Astronomers have narrowed down the timeline of a stellar explosion by combining data from NASA’s Chandra X-ray, Hubble Space Telescope, and the retired Spitzer Space Telescope.
Astronomers have narrowed down the timeline of a stellar explosion by combining data from NASA’s Chandra X-ray, Hubble Space Telescope, and the retired Spitzer Space Telescope. This is a major achievement because it is often difficult to determine the timeline of the star’s demise, unlike the debris from exploded stars in the Milky Way galaxy and nearby galaxies, which can be seen relatively easily. A team of astronomers studied the spectacular remains of a supernova in the Large Magellanic Cloud, a neighbouring galaxy to the Milky Way, using NASA telescopes. This helped the astronomers find enough clues to “wind back the clock” for the supernova.
The study describing the findings was recently published in The Astrophysical Journal.
The supernova remnant SNR 0519 is the debris from an explosion of a white star in the Large Magellanic Cloud. The galaxy is located 1,60,000 light-years from Earth. The star reached a critical mass, either by pulling matter from a companion star or merging with another dwarf star. After this it underwent a thermonuclear explosion and was destroyed. This type of supernova is known as Type Ia Supernova. Scientists use Type Ia supernovae for a wide range of scientific studies ranging from studies of thermonuclear explosions to measuring distances to galaxies across billions of light-years.
The composite image of SNR 0519, located in the Large Magellanic Cloud, shows X-ray data from NASA’s Chandra X-ray Observatory and optical data from NASA’s Hubble Space Telescope. In the image, X-rays from the supernova with low, medium and high energies are shown in green, blue, and purple respectively. Some of the colours are overlapping to appear white.
According to NASA, optical data shows the perimeter of the stellar remnant in red and stars around the remnant in white. In order to find out how long ago the star in SNR 0519 exploded and learn about the environment the supernova occurred in, astronomers combined the data from Chandra and Hubble with data from NASA’s retired Spitzer Space Telescope.
The combined data provides scientists a chance to “rewind” the movie of the stellar evolution that has played out since and figure out when it got started.
In order to measure the speeds of material in the blast wave from the explosion, the researchers compared Hubble images from 2010, 2011, and 2020. The speeds range from about 3.8 million to 5.5 million miles per hour. If the speed of the material in the blast wave was toward the upper end of the estimated speeds, the astronomers determined that light from the explosion would have reached Earth about 670 years ago, or during the Hundred Years’ War between England and France and the height of the Ming Dynasty in China.

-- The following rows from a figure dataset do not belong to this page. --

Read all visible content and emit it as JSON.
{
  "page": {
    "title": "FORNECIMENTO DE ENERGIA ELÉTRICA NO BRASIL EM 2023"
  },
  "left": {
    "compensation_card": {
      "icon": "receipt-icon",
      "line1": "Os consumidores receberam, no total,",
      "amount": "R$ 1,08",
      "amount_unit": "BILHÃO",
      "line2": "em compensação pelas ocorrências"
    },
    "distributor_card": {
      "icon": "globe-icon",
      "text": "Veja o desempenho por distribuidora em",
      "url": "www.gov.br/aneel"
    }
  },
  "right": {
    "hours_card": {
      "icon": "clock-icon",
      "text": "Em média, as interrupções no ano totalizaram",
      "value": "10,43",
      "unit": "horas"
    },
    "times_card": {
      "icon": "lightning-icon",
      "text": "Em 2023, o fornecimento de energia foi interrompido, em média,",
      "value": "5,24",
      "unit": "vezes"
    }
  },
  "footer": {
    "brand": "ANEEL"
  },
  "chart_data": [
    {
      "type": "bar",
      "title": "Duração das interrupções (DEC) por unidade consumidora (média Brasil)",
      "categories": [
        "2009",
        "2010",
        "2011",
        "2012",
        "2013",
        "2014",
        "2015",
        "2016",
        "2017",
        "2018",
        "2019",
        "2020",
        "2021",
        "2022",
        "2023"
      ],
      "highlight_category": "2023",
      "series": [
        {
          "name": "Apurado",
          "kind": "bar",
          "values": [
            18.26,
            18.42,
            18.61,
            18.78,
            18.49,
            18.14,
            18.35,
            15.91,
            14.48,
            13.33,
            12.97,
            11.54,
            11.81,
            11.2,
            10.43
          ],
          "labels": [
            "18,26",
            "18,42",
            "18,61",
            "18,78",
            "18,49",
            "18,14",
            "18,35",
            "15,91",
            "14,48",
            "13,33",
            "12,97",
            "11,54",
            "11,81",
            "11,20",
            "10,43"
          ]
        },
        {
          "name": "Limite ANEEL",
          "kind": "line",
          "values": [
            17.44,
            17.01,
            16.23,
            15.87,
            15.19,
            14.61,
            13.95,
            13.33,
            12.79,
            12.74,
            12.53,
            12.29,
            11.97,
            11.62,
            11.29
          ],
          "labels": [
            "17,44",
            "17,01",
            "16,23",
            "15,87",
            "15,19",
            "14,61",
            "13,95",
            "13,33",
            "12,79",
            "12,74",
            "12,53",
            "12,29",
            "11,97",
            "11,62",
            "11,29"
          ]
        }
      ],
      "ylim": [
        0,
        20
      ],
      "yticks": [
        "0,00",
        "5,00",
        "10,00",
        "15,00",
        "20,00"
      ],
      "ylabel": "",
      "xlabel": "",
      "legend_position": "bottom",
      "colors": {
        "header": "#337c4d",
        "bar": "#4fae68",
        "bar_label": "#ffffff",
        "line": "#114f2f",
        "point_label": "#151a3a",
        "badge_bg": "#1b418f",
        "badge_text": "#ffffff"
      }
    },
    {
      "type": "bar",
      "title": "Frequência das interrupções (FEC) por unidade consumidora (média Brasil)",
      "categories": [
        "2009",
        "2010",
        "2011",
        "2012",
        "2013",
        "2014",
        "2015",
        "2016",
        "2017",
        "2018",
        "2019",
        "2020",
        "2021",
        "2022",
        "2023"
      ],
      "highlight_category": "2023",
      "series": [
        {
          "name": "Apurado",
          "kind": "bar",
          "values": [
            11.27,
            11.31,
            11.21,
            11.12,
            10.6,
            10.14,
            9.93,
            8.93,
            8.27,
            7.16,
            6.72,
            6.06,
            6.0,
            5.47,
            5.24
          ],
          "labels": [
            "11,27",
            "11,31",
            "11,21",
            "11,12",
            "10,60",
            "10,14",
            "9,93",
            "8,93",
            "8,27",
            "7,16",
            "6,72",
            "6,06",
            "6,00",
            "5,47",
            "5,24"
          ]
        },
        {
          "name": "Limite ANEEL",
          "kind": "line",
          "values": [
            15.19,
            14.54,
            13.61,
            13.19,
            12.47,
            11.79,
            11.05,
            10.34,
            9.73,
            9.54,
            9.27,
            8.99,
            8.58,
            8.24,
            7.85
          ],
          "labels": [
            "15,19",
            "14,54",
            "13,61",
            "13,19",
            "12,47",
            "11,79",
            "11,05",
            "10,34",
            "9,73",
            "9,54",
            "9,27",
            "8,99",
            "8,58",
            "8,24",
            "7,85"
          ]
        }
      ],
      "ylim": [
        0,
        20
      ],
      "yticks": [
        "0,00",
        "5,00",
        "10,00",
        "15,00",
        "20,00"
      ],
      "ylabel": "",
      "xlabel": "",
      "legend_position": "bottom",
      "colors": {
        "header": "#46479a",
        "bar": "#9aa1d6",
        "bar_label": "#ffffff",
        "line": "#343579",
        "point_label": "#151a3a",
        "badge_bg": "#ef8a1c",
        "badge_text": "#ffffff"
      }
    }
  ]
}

According to NASA, it is likely that the material has slowed down since the initial explosion and that the explosion happened more recently than 670 years ago. The data from NASA’s Chandra X-ray Observatory and Spitzer Space Telescope provide clues that this is the case.
The brightest regions in X-rays of the remnant are where the slowest-moving material is located, astronomers found. Meanwhile, no X-ray emission is associated with the fastest-moving material.
According to the study, some of the blast wave has crashed into dense gas around the remnant. This caused the wave to slow down as it travelled. In order to determine more precisely when the time of the star’s demise should truly be set, astronomers aim to use additional observations with Hubble.